Please use this identifier to cite or link to this item: https://scholarbank.nus.edu.sg/handle/10635/155246
Title: ABDICATION OF JAPAN'S SYMBOL EMPEROR: A SYNOPTIC AND CROSS-NATIONAL PERSPECTIVE
Authors: LEE SUE LING, NAOMI HASHIMOTO
Keywords: Abdication
Symbol Emperor
Japan
Monarchy
Constitution
Akihito
Heisei
Floating signifier
United Kingdom
Netherlands
Issue Date: 12-Apr-2019
Citation: LEE SUE LING, NAOMI HASHIMOTO (2019-04-12). ABDICATION OF JAPAN'S SYMBOL EMPEROR: A SYNOPTIC AND CROSS-NATIONAL PERSPECTIVE. ScholarBank@NUS Repository.

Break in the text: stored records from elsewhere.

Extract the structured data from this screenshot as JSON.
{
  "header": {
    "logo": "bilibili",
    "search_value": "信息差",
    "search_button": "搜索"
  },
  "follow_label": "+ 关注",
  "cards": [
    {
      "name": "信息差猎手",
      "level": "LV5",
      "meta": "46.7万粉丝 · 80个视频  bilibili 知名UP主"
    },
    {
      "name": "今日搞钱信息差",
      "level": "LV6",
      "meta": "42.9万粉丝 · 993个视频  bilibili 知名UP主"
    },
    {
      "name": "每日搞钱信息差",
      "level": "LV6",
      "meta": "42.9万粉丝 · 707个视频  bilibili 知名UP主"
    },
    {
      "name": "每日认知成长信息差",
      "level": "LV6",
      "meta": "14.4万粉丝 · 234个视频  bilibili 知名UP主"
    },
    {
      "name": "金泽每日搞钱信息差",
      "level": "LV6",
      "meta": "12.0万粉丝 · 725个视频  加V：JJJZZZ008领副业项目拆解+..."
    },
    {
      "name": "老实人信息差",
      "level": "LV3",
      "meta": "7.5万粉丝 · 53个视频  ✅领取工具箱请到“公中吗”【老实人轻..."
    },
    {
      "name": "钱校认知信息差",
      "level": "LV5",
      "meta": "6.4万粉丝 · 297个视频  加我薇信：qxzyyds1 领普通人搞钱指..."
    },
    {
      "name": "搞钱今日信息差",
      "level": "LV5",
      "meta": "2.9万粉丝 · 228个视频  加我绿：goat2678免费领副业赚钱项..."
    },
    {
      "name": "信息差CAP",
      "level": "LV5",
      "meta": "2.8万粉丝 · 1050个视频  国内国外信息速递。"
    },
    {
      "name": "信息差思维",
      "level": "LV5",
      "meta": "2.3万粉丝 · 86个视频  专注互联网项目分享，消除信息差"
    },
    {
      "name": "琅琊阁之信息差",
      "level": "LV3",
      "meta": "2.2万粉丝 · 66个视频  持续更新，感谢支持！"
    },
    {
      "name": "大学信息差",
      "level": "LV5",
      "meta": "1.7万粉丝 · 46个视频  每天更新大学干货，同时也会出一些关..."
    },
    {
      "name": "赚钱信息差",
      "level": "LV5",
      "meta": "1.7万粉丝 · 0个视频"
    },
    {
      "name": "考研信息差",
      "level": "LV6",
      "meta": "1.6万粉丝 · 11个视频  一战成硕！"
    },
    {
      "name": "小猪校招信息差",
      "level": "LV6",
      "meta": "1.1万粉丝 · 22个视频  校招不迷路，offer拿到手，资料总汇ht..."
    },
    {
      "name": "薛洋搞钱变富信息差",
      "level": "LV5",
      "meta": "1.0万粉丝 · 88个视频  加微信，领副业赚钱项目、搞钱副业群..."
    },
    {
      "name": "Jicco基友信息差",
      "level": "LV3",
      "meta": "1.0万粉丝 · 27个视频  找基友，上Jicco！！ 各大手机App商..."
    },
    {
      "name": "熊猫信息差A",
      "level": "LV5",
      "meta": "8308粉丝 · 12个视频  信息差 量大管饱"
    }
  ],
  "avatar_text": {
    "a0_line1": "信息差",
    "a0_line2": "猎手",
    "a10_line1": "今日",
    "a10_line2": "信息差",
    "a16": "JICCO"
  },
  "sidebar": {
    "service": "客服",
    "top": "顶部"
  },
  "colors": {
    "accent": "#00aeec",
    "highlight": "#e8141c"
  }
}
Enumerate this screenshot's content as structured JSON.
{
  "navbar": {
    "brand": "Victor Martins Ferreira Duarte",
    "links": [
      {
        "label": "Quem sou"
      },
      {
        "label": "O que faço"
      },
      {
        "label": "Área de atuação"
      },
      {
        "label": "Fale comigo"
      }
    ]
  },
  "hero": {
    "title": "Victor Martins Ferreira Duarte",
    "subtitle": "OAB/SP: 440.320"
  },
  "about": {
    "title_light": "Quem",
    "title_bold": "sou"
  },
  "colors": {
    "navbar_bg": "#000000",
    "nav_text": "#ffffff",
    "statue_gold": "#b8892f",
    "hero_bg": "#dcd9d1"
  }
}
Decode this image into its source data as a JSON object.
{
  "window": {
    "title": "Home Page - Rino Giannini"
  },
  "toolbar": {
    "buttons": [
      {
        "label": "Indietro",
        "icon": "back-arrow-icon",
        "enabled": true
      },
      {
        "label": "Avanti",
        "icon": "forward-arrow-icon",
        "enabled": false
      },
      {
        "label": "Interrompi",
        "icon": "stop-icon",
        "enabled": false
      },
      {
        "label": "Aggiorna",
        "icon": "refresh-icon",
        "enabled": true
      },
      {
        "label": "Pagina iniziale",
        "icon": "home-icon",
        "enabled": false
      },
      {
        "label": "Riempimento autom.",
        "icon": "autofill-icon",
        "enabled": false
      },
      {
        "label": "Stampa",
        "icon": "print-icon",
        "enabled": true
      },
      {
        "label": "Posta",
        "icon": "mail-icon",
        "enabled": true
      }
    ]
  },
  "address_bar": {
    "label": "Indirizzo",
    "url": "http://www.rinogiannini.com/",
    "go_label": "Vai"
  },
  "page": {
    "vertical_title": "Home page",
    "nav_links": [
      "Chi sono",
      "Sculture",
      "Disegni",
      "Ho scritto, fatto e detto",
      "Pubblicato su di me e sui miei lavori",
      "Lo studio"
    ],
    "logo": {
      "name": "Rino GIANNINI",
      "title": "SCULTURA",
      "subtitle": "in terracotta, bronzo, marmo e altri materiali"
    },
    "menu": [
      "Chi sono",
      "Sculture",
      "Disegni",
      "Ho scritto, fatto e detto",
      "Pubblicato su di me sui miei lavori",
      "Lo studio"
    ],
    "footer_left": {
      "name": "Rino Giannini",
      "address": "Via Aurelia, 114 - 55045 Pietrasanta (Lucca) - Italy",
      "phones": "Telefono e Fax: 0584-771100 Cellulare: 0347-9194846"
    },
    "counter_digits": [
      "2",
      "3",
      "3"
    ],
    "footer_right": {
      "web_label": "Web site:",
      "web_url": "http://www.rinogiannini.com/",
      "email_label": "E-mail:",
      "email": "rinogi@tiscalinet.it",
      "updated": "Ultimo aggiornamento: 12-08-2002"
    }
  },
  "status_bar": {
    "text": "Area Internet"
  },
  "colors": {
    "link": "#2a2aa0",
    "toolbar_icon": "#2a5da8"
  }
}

Abstract: The announcement of Emperor Akihito’s abdication in August 2016 shocked Japan and the world. Not a single Japanese emperor had abdicated the throne in approximately two hundred years, as the role of the emperor in the modern day is largely seen as one of life-long duty. Taking the elite debates on Emperor Akihito’s abdication as a starting point, this thesis argues that the complicated procedure of his abdication was largely attributed to the persistence of a floating signifier – i.e. the concept of the symbol, which defines the role of the emperor in the post-war Japanese constitution. I then contend that there are two main interpretations of the emperor’s role as a symbol: symbolic-ness as connoted by the emperor’s “existence”, or by his “performance” of public duties. Next, this thesis takes a synoptic approach in order to locate the origins of the term “symbol”. By referring to historical records and secondary work by authors such as Nakamura Masanori and Kenneth Ruoff, I identify the importance of Joseph C Grew and the British monarchy in shaping the post-war symbolic role of the emperor. In order to trace how the concept of the symbol has evolved over time, I rely on surveys to analyse public perceptions of the symbol emperor over a period of forty years, and I compare this with elite discourse to show how these two groups hold vastly different conceptions and attitudes towards the role of the symbol emperor. Lastly, this thesis also incorporates a cross-national perspective to analyse how the practice of abdication and the concept of a monarch’s symbolic-ness plays out in two other constitutional monarchies: The UK and the Netherlands.